“I think you will find that in course of time Hindus would cease to be Hindus and Muslims would cease to be Muslims, not in the religious sense, because that is the personal faith of each individual, but in the political sense as citizens of the State of Pakistan”. These are the words that Mohammad Ali Jinnah, the creator of Pakistan had said, much to the dismay of a lot of people till today, in his presidential address to the Constituent Assembly of Pakistan on August 11, 1947. It is these words out of the many undocumented ones that this lawyer/ leader had uttered in his public life, which has become the bone of contention for those who want to dig it and live fighting with whatever they yield from it.

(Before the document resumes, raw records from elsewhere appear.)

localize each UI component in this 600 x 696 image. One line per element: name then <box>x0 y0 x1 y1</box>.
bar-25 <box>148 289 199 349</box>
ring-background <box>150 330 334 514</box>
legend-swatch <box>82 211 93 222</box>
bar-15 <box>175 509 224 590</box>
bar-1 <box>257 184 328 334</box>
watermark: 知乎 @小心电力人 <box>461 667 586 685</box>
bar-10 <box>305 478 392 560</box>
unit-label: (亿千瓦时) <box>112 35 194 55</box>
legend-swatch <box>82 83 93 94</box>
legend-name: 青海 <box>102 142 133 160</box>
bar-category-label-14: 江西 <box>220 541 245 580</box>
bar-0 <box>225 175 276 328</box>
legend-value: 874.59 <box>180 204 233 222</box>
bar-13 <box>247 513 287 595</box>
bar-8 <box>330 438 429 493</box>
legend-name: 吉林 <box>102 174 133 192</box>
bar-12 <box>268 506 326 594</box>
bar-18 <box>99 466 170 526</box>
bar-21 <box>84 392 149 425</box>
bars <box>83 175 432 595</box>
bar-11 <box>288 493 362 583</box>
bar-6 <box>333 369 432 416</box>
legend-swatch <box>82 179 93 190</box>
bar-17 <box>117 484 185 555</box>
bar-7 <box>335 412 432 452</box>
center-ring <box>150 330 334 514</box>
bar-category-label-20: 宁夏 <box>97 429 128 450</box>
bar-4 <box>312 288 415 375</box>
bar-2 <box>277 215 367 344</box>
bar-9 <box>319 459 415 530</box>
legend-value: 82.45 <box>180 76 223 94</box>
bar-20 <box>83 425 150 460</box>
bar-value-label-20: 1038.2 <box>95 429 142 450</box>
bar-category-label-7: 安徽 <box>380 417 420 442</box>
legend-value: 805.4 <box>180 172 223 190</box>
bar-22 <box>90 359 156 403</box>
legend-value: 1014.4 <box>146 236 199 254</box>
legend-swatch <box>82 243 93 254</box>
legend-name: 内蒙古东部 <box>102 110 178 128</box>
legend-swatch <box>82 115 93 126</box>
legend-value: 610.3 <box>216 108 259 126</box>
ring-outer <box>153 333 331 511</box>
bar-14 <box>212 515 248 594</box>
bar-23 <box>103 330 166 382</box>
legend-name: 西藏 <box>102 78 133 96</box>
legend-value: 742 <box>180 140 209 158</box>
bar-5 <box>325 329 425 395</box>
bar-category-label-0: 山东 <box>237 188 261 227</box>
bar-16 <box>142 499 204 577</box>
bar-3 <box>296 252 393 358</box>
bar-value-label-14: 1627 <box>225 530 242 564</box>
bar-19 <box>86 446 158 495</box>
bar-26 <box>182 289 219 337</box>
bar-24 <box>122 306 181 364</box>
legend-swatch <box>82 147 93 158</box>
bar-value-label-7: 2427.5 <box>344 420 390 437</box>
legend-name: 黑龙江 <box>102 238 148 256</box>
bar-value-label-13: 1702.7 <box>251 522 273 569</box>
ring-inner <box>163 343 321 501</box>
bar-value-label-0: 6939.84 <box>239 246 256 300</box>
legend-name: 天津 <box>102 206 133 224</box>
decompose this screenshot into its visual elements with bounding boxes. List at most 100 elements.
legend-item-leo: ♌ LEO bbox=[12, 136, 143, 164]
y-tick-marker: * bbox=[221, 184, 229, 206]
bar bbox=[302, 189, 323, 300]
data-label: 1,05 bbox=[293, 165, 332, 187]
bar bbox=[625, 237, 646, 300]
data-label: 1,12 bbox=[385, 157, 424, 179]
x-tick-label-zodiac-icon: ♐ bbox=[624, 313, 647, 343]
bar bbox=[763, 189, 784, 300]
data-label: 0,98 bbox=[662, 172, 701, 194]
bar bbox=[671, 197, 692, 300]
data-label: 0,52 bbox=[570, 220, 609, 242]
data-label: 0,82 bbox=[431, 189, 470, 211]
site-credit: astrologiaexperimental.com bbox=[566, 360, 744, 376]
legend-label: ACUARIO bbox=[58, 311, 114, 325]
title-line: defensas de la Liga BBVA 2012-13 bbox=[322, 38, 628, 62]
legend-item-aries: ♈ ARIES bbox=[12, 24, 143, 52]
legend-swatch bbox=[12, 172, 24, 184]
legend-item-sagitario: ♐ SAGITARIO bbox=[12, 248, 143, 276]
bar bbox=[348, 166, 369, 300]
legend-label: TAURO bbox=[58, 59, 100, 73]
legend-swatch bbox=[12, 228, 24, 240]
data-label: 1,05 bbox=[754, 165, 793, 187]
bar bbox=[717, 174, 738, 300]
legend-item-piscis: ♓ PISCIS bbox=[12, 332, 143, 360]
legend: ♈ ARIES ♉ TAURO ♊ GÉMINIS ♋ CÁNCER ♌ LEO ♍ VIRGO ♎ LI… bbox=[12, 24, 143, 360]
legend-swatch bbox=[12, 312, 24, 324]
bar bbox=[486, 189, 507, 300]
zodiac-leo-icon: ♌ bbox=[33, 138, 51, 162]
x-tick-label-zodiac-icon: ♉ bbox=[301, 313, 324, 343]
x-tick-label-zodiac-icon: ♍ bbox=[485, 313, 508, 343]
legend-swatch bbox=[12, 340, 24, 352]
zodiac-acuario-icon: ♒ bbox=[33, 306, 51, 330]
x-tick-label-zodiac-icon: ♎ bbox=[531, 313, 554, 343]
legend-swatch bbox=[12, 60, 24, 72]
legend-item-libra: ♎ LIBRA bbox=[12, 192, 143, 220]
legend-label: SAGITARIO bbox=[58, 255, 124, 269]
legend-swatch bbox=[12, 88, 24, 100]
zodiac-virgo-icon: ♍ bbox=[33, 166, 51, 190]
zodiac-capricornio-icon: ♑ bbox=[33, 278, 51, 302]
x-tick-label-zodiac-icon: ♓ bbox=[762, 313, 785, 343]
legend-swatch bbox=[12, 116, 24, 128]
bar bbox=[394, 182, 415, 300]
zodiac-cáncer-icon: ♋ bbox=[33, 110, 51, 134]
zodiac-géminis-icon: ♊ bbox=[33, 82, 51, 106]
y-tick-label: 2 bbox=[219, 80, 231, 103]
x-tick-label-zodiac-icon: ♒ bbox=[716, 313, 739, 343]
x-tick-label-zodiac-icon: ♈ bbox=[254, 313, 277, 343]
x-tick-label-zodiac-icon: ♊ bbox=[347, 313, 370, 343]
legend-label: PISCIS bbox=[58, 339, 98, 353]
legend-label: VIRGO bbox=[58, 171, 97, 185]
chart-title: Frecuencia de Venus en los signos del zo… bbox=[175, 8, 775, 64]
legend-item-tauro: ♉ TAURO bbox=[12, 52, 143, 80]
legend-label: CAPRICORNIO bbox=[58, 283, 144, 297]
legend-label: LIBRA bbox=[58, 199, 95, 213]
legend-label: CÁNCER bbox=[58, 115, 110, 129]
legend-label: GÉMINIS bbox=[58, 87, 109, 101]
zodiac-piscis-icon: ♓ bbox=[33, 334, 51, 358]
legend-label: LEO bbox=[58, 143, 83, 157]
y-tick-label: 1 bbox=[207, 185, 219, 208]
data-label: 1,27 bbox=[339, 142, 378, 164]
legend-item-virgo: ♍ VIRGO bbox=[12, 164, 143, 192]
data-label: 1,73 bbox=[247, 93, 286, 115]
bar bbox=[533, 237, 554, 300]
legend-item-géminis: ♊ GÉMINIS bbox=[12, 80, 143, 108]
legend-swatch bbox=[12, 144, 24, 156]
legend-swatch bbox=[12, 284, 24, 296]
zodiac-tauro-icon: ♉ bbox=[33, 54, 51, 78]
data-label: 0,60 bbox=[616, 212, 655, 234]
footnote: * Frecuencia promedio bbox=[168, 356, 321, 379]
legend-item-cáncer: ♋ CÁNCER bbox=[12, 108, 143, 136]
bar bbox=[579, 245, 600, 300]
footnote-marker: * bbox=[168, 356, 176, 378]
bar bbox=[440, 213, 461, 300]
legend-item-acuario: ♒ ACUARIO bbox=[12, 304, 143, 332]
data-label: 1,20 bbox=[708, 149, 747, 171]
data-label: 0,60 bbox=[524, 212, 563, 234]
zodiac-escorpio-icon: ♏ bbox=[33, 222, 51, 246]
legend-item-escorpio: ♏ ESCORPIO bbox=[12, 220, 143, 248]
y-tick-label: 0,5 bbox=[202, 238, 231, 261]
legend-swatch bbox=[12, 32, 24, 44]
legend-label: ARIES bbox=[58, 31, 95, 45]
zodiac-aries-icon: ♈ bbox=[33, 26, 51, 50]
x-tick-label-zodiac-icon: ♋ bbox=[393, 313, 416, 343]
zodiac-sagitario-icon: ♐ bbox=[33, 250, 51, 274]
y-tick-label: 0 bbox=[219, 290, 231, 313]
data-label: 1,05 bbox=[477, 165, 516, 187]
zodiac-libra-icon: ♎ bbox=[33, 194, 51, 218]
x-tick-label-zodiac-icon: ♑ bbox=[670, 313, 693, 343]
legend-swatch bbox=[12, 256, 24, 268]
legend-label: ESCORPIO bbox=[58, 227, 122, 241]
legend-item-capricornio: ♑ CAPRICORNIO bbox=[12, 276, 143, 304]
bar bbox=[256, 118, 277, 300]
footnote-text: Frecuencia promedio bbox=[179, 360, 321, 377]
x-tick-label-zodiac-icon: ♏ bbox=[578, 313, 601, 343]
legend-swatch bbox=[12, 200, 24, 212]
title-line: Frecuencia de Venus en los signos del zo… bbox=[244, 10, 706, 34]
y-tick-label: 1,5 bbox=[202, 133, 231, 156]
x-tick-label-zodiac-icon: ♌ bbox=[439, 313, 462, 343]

Though Jinnah had been laid to rest on 9/11 way back in 1948, just about a year after creating a state, a nation and a lot many problems in his part of the world, it is his views and his thoughts, which strictly contradict his actions that are rousing rubbles even half a century after his death.
Firstly to start off with, Jinnah was a staunch supporter of Hindu-Muslim unity at the outset of his political life, even going to the extent of vigorously opposing the Khilafat Movement and Gandhi’s support for it. Then after a short lived sabbatical from active politics, he was persuaded to revive the Muslim league in India working upon which he went further to formulate a two nation theory and demand a separate state for Muslims.
Jinnah took many secrets to his grave, and among them is the reason behind the transformation of this Indian nationalist leader of Islamic origin to this Islamic nationalist of Indian origin in just about a couple of decades. Indians, I feel, are good in the business of blame- game, for eg. When a train derails, the opposition blames the government…when a draught occurs, we blame the rain god…..when terrorists strike, we blame a neighboring country….when we lose a cricket match, we blame the pitch curator….so it is really foolish to think that we can remain by not blaming anyone for a tragedy of the magnitude of partition. The history books have found whom to demonize and whom to point fingers towards as the sole person responsible for partition and all the riots and losses that followed it. However, the water isn’t as blue as it is painted to be.
It has a lot many layers of colors which need to be unearthed. I seriously believe that by bringing out this topic from the dead time and again, firstly Advani and now his ex-party colleague Jaswant Singh, are trying to get rid of that guilt which has accumulated over repeated reading of these one-sided history books. However, the reactions they received from pro-hindutva parties, which I find a lot similar to Pakistan as a state…as both are created on the same plane of thought…trying to create something new…by destroying the already existing one….in the name of religion, and hence, the extreme reaction from the party to Advani’s and Singh’s comments, that we saw.
Now one question which comes to my mind is, do we call Advani and K S Sudarshan (RSS) “nationalist hindus” or “hindu nationalists”?? So it will be really unfair to ask Jinnah or any other muslim for that matter the most common question, “Indian first or muslim first”?? However, I do feel that Jinnah was deeply committed to his identity as an Indian as well as the Islamic side of his being. At no time was he unmindful of the one while espousing the cause of the other. In the end I would like to say that, it is really not important to debate and fight over jinnah’s secular credentials because what he has done can’t be undone even if we prove that he was a staunch secular.
It is a reality that India and Pakistan are two separate nations today. It can’t be changed, unless in the third world war, one takes over the other, which is only as likely as Trinidad and Tobago getting a permanent security council seat in the UN, with no offence to their sovereignty. The questions that we need to ask ourselves are, how secular are we? Are we following the secular character which has been highlighted time and again in our constitution? Are we making our country a better place to live in for world’s second largest Muslim population? Or Are we in the process of creating many more Jinnahs amongst us?